Consider where we were in March 2003. It was becoming increasingly clear that Hussein had no active nuclear program, and that his ability to deliver any weaponized biological and chemical devices was limited to say the least (For all the fuss about the rockets that he had exceeding their permitted range, it was that they were able to go 100 miles, rather than 90 that was the breach of the sanctions). Yet, with inspectors roaming round the desert Hussein was clearly not in a position to attack anybody. It's clearer now, but it was clear at the time too, that the regime was brittle, and pressure short of a full-out invasion and war could have brought the regime down at far less cost.
For all the billions we have spent in not making Iraq particularly democratic or secure, we could have spent that money actively supporting the democratization process in other middle eastern countries that we have more leverage over. What good are allies if they don't do what you suggest they do every now and then?
We're not going to get anywhere quickly in Iraq expecting that things will go well; if the lesson of Vietnam for John Kerry was that we don't fully understand the domestic politics of other countries (especially where they speak foreign languages etc ...), that domestic groups in those countries will inevitably try to corrupt even the best-intentioned American missions to gain political power, and that hundreds of thousands of young men in their twenties are fallible instruments for promoting democracy, then those reduced expectations are for the best.

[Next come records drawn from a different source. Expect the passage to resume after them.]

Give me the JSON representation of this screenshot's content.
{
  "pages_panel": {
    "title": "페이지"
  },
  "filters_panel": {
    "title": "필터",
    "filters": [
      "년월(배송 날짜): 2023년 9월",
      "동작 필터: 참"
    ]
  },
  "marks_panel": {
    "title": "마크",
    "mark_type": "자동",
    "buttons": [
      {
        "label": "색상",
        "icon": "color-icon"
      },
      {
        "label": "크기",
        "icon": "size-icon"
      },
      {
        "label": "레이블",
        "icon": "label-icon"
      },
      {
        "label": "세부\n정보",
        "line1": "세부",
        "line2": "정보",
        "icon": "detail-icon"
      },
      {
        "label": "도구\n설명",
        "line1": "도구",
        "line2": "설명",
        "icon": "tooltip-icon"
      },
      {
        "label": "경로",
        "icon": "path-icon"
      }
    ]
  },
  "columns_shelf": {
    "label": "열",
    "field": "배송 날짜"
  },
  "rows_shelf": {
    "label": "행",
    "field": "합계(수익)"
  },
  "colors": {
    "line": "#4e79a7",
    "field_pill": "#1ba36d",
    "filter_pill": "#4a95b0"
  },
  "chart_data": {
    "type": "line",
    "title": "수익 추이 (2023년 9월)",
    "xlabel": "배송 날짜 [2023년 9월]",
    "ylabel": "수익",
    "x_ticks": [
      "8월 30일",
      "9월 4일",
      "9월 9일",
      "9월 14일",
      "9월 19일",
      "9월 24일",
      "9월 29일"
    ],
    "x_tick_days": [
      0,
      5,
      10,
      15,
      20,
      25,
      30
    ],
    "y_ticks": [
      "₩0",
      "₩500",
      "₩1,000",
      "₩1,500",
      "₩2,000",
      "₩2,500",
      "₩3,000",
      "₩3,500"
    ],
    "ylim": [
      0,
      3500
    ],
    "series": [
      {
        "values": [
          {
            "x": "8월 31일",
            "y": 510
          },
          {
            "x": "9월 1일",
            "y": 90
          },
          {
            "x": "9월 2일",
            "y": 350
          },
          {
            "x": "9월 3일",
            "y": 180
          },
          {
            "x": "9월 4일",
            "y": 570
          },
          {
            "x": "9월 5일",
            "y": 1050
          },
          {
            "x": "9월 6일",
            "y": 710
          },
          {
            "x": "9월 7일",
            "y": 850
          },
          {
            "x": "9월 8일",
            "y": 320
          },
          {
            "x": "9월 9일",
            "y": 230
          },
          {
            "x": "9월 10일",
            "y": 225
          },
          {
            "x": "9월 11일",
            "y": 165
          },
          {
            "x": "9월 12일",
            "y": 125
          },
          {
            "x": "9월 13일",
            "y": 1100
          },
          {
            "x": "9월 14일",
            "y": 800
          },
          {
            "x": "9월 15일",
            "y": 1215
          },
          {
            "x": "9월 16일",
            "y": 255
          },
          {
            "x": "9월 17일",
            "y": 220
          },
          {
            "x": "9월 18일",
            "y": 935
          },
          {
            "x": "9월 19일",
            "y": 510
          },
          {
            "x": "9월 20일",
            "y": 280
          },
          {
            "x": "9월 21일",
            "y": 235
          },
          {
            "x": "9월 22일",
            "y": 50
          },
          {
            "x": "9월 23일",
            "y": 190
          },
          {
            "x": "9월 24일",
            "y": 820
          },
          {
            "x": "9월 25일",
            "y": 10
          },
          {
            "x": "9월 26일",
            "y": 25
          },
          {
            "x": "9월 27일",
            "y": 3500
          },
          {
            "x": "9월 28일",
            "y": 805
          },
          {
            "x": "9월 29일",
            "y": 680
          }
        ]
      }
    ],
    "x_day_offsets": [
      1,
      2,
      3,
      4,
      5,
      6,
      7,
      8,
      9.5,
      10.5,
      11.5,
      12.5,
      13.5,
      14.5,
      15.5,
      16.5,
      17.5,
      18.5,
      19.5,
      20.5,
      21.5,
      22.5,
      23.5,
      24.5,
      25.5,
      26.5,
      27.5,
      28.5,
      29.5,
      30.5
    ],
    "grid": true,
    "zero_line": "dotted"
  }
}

Eighteen months into the American involvement in Iraq is far too soon to claim it has been a success or failure either way. We'll surely be debating Iraq strategy in 2008 at some level. Having low expectations about the prospects for success is not just a Midwestern way of then being satisfied with a not-bad outcome, it's a prerequisite for taking all that could possibly go wrong into account and doing the best to avoid them, and ensuring some happier outcome.